I spent endless back breaking hours at the house pouring blood, sweat & tears into turning the house into our home. I refinished so many different pieces of furniture that went up into flames. I painted walls & put love into my girls’ room. I sat on the deck & painted on canvas & burlap. I miss going there. I know we will be going back & soon to start recreating. Why is it so hard?
It is hard & I’ve remained strong for my girls. But, I have built up anger.
Doing the inventory has been draining me – emotionally, physically & mentally! Going to replace things has worn me out. I love to shop but I’ve hated this kind of shopping.
I know that when my family & friends say to me “you get to build a new house” they say it with love, but that was my home & it hurts.
Don’t get me wrong I am thankful & we have had so many blessings. I know there must be something good to come out of this. Right??
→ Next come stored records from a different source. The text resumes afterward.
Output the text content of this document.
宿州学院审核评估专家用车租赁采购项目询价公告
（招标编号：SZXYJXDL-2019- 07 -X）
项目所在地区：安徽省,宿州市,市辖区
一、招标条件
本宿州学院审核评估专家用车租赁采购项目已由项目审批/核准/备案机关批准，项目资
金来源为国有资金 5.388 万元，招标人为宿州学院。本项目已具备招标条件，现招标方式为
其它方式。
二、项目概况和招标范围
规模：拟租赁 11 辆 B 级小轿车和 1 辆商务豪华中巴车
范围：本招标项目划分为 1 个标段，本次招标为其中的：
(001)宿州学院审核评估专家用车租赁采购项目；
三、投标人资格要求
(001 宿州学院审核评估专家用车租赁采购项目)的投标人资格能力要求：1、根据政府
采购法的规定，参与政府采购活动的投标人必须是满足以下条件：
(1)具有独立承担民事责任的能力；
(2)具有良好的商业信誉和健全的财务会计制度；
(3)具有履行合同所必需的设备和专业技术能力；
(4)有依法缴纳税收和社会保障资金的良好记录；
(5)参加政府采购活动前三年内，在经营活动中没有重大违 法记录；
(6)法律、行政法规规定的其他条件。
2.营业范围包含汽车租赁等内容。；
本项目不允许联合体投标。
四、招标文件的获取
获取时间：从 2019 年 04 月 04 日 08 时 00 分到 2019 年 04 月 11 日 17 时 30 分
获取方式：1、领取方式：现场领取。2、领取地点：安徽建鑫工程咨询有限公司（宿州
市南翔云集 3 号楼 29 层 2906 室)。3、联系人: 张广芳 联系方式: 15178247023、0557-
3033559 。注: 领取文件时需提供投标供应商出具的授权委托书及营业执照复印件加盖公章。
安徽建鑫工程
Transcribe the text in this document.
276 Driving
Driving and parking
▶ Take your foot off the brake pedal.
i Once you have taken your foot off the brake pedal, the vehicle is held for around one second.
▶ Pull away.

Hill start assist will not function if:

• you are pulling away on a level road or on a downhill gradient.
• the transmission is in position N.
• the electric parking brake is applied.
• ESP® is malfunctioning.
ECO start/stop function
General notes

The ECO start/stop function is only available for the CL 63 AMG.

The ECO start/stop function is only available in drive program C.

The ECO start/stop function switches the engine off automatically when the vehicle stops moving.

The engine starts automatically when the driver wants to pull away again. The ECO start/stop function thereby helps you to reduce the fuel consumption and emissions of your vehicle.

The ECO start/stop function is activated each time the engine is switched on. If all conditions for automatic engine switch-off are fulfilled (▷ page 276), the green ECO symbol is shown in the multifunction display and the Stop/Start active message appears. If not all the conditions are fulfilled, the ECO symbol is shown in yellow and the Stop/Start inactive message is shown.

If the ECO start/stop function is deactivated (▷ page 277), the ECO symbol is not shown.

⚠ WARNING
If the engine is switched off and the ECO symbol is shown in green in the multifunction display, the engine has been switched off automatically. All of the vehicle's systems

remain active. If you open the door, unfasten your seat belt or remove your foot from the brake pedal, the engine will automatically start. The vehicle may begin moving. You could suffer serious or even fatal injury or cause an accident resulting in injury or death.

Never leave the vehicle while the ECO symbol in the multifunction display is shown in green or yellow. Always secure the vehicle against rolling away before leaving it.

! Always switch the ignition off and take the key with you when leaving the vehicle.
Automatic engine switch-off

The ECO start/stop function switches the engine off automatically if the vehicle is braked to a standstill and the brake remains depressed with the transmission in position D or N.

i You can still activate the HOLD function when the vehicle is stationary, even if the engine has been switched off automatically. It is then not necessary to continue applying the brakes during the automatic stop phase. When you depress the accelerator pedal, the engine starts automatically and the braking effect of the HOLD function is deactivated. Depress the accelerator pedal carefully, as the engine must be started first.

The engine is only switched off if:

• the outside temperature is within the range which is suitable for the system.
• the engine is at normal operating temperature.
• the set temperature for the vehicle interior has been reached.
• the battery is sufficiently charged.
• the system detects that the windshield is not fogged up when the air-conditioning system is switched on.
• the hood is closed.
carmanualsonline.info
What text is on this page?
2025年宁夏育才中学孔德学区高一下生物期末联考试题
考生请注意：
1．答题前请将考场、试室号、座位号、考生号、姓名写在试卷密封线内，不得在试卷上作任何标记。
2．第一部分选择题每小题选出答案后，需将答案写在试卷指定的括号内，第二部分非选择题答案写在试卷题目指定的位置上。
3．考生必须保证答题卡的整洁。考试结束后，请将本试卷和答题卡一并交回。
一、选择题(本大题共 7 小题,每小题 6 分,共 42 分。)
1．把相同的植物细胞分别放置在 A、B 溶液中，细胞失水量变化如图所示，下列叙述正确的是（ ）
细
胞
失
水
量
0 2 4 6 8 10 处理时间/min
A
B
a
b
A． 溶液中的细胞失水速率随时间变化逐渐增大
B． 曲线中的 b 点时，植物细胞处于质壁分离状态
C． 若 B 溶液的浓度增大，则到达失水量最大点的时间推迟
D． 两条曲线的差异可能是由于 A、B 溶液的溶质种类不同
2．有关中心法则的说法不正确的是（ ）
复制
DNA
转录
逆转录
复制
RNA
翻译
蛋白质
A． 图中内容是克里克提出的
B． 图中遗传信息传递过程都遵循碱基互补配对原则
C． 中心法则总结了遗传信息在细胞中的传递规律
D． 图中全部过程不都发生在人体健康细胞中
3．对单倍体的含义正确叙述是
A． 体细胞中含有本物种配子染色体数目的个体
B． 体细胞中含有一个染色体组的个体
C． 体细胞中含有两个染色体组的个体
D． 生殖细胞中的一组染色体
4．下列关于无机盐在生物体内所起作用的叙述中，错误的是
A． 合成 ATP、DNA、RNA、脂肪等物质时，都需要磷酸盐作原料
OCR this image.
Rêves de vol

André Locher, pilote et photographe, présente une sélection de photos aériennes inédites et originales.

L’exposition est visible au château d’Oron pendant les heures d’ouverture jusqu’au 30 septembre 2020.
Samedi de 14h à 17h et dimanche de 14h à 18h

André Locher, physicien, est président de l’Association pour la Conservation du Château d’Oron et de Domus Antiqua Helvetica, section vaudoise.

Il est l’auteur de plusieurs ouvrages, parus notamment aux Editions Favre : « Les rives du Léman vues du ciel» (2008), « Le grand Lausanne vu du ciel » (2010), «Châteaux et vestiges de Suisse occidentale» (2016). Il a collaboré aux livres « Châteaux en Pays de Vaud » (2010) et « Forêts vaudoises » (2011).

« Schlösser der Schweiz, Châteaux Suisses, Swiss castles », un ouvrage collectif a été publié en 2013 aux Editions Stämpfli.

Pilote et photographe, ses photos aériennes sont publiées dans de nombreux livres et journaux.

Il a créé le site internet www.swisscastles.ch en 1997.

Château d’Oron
I flip flop so much on this is all going to be ok & excited about the plans on the new house. I have no doubt in my mind that it is going to be “our home” because that’s what I do…I make where we are living “our home”. But then it happens…I get sad, angry, & just sick to my stomach. I cry, I lash out & I completely shut down.
It’s hard yo!! I know only time will heal our aching hearts, minds & souls but in the meantime I will do everything I can to chisel away at this anger. I am hopeful that soon I will get to the core.